Aujourd’hui, c’est l’association Le Piment, une asbl proposant des formations diverses, notamment en alphabétisation, qui est présente pour cette séance. «Le public associatif est plus facile à toucher», reconnaît Pauline Wautie. À côté des CPAS et des associations, Convivial vise aussi à travers ces séances des groupes de citoyens ou des entreprises qui veulent s’investir sur cette problématique: «On laisse aussi la porte ouverte à ce type de demandes», poursuit Pauline.
Faire la différence
Après la visite des entrepôts, le groupe se dirige vers une salle d’exposition interactive et didactique. L’occasion de découvrir la répartition des réfugiés dans le monde, la procédure d’asile ou l’insertion dans notre pays une fois le statut obtenu.
«À chaque séance, des participants me disent qu’ils n’avaient jamais entendu parler de certaines procédures, qu’ils n’avaient pas toujours conscience de toutes les étapes du parcours d’un réfugié. Cela permet de remettre les pendules à l’heure.»

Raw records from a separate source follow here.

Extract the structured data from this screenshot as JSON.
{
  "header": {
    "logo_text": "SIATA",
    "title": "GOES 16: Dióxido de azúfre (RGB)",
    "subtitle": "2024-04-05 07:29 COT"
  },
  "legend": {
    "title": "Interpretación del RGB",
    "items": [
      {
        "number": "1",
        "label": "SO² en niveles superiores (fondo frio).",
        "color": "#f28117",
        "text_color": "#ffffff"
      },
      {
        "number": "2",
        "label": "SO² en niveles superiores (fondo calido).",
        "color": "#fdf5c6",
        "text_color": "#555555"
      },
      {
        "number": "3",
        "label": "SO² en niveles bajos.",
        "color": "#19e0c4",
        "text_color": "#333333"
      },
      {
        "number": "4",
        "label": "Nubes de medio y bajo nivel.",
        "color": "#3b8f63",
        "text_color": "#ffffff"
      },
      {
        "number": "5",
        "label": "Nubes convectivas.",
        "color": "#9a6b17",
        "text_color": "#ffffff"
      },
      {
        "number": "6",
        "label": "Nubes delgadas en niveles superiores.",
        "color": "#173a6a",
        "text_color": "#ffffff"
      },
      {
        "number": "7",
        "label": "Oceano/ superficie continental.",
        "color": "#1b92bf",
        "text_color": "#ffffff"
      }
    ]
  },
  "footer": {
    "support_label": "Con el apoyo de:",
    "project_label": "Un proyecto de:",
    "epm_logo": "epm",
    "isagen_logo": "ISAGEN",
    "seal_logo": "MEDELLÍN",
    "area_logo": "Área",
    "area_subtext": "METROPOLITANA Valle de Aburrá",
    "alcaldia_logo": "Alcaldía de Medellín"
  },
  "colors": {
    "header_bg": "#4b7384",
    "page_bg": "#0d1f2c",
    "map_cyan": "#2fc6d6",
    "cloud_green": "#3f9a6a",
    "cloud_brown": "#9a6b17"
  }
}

Pauline Wautie lance une première question au groupe: «Qu’est-ce qu’un réfugié?» Un bref silence, avant que les premières réponses ne fusent de la part des participants. Chacun y va de sa définition, avant que Pauline ne casse les idées reçues et simplismes. Elle explique aussi les nuances entre un réfugié, un demandeur d’asile et un migrant. «C’est essentiel de faire la différence entre une situation migratoire et un statut juridique», rappelle-t-elle. Puis vient l’heure d’aller dans le détail lors d’un premier jeu. Sur des morceaux de papier, les participants reçoivent différentes raisons de quitter un pays. On y lit: persécution des personnes LGBT, fuir la famine, regroupement familial, travailler, soigner une maladie grave… À eux de les classer entre raisons valables pour obtenir un statut de réfugié et raisons légales pour entrer dans l’Union européenne. Après un temps de réflexion, chacun va placer ces étiquettes sur un tableau. «Tu es sûr pour le regroupement familial?», lance l’un des participants. Pauline laisse faire avant de corriger l’exercice et de rappeler quels sont les socles légaux de la migration.

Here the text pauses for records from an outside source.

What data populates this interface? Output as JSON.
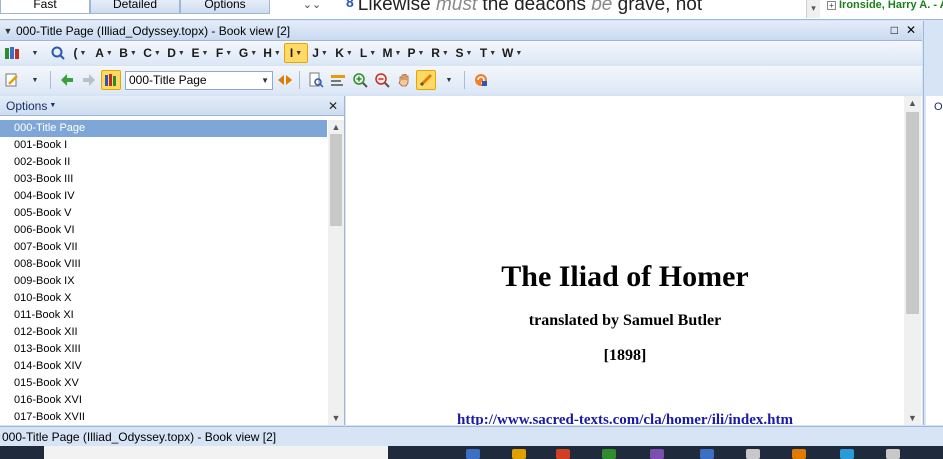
{
  "top_strip": {
    "mode_tabs": [
      {
        "label": "Fast",
        "active": true
      },
      {
        "label": "Detailed",
        "active": false
      },
      {
        "label": "Options",
        "active": false
      }
    ],
    "verse_number": "8",
    "verse_text_parts": [
      "Likewise ",
      "must",
      " the deacons ",
      "be",
      " grave, not"
    ],
    "xref_text": "Ironside, Harry A. - A"
  },
  "window": {
    "title": "000-Title Page (Illiad_Odyssey.topx) - Book view [2]"
  },
  "letter_toolbar": {
    "first_letter": "(",
    "letters": [
      "A",
      "B",
      "C",
      "D",
      "E",
      "F",
      "G",
      "H",
      "I",
      "J",
      "K",
      "L",
      "M",
      "P",
      "R",
      "S",
      "T",
      "W"
    ],
    "active_letter": "I"
  },
  "nav_toolbar": {
    "current_book": "000-Title Page"
  },
  "left_panel": {
    "header": "Options",
    "books": [
      "000-Title Page",
      "001-Book I",
      "002-Book II",
      "003-Book III",
      "004-Book IV",
      "005-Book V",
      "006-Book VI",
      "007-Book VII",
      "008-Book VIII",
      "009-Book IX",
      "010-Book X",
      "011-Book XI",
      "012-Book XII",
      "013-Book XIII",
      "014-Book XIV",
      "015-Book XV",
      "016-Book XVI",
      "017-Book XVII"
    ],
    "selected_index": 0
  },
  "document": {
    "title": "The Iliad of Homer",
    "subtitle": "translated by Samuel Butler",
    "year": "[1898]",
    "link": "http://www.sacred-texts.com/cla/homer/ili/index.htm"
  },
  "right_panel": {
    "label": "O"
  },
  "status_bar": {
    "text": "000-Title Page (Illiad_Odyssey.topx) - Book view [2]"
  },
  "colors": {
    "accent_active": "#ffd966",
    "selection": "#7ea7d8",
    "link": "#1a1aa8",
    "xref_green": "#1a7f1a"
  }
}
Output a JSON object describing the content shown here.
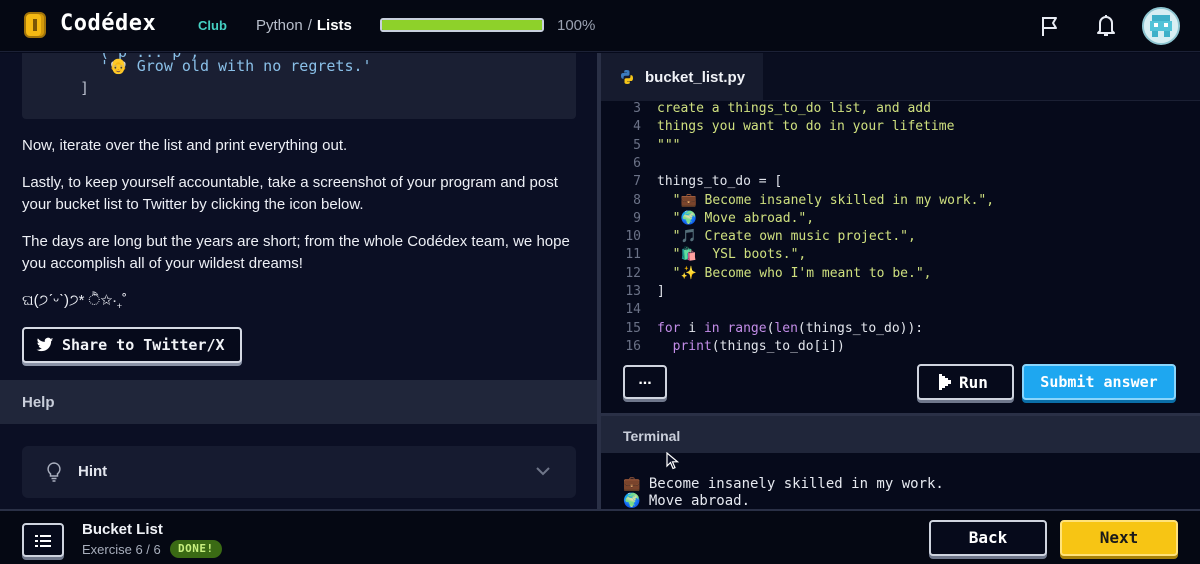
{
  "header": {
    "logo_text": "Codédex",
    "logo_badge": "Club",
    "breadcrumb_course": "Python",
    "breadcrumb_separator": "/",
    "breadcrumb_current": "Lists",
    "progress_value": 1.0,
    "progress_label": "100%",
    "accent_progress": "#8ed12a"
  },
  "left": {
    "snippet_line0": "( p  ...  p  ,",
    "snippet_line1": "'👴 Grow old with no regrets.'",
    "snippet_line2": "]",
    "para1": "Now, iterate over the list and print everything out.",
    "para2": "Lastly, to keep yourself accountable, take a screenshot of your program and post your bucket list to Twitter by clicking the icon below.",
    "para3": "The days are long but the years are short; from the whole Codédex team, we hope you accomplish all of your wildest dreams!",
    "kaomoji": "ଘ(੭ˊᵕˋ)੭* ੈ✩‧₊˚",
    "share_label": "Share to Twitter/X",
    "help_label": "Help",
    "hint_label": "Hint"
  },
  "editor": {
    "tab_label": "bucket_list.py",
    "lines": [
      {
        "num": "3",
        "text": "create a things_to_do list, and add"
      },
      {
        "num": "4",
        "text": "things you want to do in your lifetime"
      },
      {
        "num": "5",
        "text": "\"\"\""
      },
      {
        "num": "6",
        "text": ""
      },
      {
        "num": "7",
        "text": "things_to_do = ["
      },
      {
        "num": "8",
        "text": "  \"💼 Become insanely skilled in my work.\","
      },
      {
        "num": "9",
        "text": "  \"🌍 Move abroad.\","
      },
      {
        "num": "10",
        "text": "  \"🎵 Create own music project.\","
      },
      {
        "num": "11",
        "text": "  \"🛍️  YSL boots.\","
      },
      {
        "num": "12",
        "text": "  \"✨ Become who I'm meant to be.\","
      },
      {
        "num": "13",
        "text": "]"
      },
      {
        "num": "14",
        "text": ""
      },
      {
        "num": "15",
        "text": "for i in range(len(things_to_do)):"
      },
      {
        "num": "16",
        "text": "  print(things_to_do[i])"
      }
    ],
    "more_label": "...",
    "run_label": "Run",
    "submit_label": "Submit answer"
  },
  "terminal": {
    "label": "Terminal",
    "output": [
      "💼 Become insanely skilled in my work.",
      "🌍 Move abroad."
    ]
  },
  "footer": {
    "exercise_title": "Bucket List",
    "exercise_progress": "Exercise 6 / 6",
    "status_badge": "DONE!",
    "back_label": "Back",
    "next_label": "Next"
  }
}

Remettre les pendules à l’heure
«À chaque séance, des participants me disent qu’ils n’avaient jamais entendu parler de certaines procédures, qu’ils n’avaient pas toujours conscience de toutes les étapes du parcours d’un réfugié. Cela permet de remettre les pendules à l’heure, notamment sur le cadre légal, continue Pauline. Il y a des déclics qui se font pendant la sensibilisation. Par exemple, sur la répartition des réfugiés dans le monde. Les participants qui viennent à ces séances sont loin d’être tous des ‘convaincus’, d’où l’intérêt de sensibiliser des personnes qui ne nous connaissent pas ou qui sont très éloignés de cette thématique. Face aux préjugés et aux simplismes, Convivial est là pour planter une petite graine, en somme.»

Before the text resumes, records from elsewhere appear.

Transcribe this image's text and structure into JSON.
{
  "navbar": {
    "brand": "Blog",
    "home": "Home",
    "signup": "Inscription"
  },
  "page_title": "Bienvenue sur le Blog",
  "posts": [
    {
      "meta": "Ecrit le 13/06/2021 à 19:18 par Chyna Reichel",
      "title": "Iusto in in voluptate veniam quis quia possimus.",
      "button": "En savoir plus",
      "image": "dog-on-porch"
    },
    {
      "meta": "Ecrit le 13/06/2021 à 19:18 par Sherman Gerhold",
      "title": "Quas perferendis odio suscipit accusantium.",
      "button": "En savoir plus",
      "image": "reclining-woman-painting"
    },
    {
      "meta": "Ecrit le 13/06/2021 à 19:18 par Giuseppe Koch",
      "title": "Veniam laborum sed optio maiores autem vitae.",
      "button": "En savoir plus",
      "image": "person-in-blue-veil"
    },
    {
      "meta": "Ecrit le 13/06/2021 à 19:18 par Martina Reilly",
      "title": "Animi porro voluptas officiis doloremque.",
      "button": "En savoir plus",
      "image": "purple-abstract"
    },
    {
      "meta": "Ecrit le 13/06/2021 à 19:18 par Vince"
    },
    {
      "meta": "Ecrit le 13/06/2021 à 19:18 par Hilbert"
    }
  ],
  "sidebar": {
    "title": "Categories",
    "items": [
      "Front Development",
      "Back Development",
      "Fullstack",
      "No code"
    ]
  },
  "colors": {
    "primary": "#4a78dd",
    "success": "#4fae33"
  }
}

Et cette graine, Pauline Wautie l’a portée elle aussi. Si elle n’en parle pas durant la séance, la vie privée de Pauline a été fortement mêlée à tout ce processus migratoire. Après des études dans le secteur socioculturel, où la jeune femme a travaillé sur les questions migratoires, elle a été bénévole dans des camps de réfugiés au Moyen-Orient, région dans laquelle elle a rencontré son mari. Comme il ne pouvait pas venir en Belgique, Pauline a entamé de nombreuses démarches pour qu’il puisse avoir des papiers. C’est lors de ces démarches que Pauline va commencer à travailler à Convivial: d’abord comme bénévole, avant de se charger de la guidance socioprofessionnelle de réfugiés. «C’est une force de mon travail: avoir vécu certaines procédures longues, compliquées comme le regroupement familial, ou savoir ce qu’est l’intégration d’une personne étrangère en Belgique, tout cela permet, dans le cadre d’un travail de sensibilisation, d’expliquer les choses plus simplement, plus humainement surtout», conclut-elle.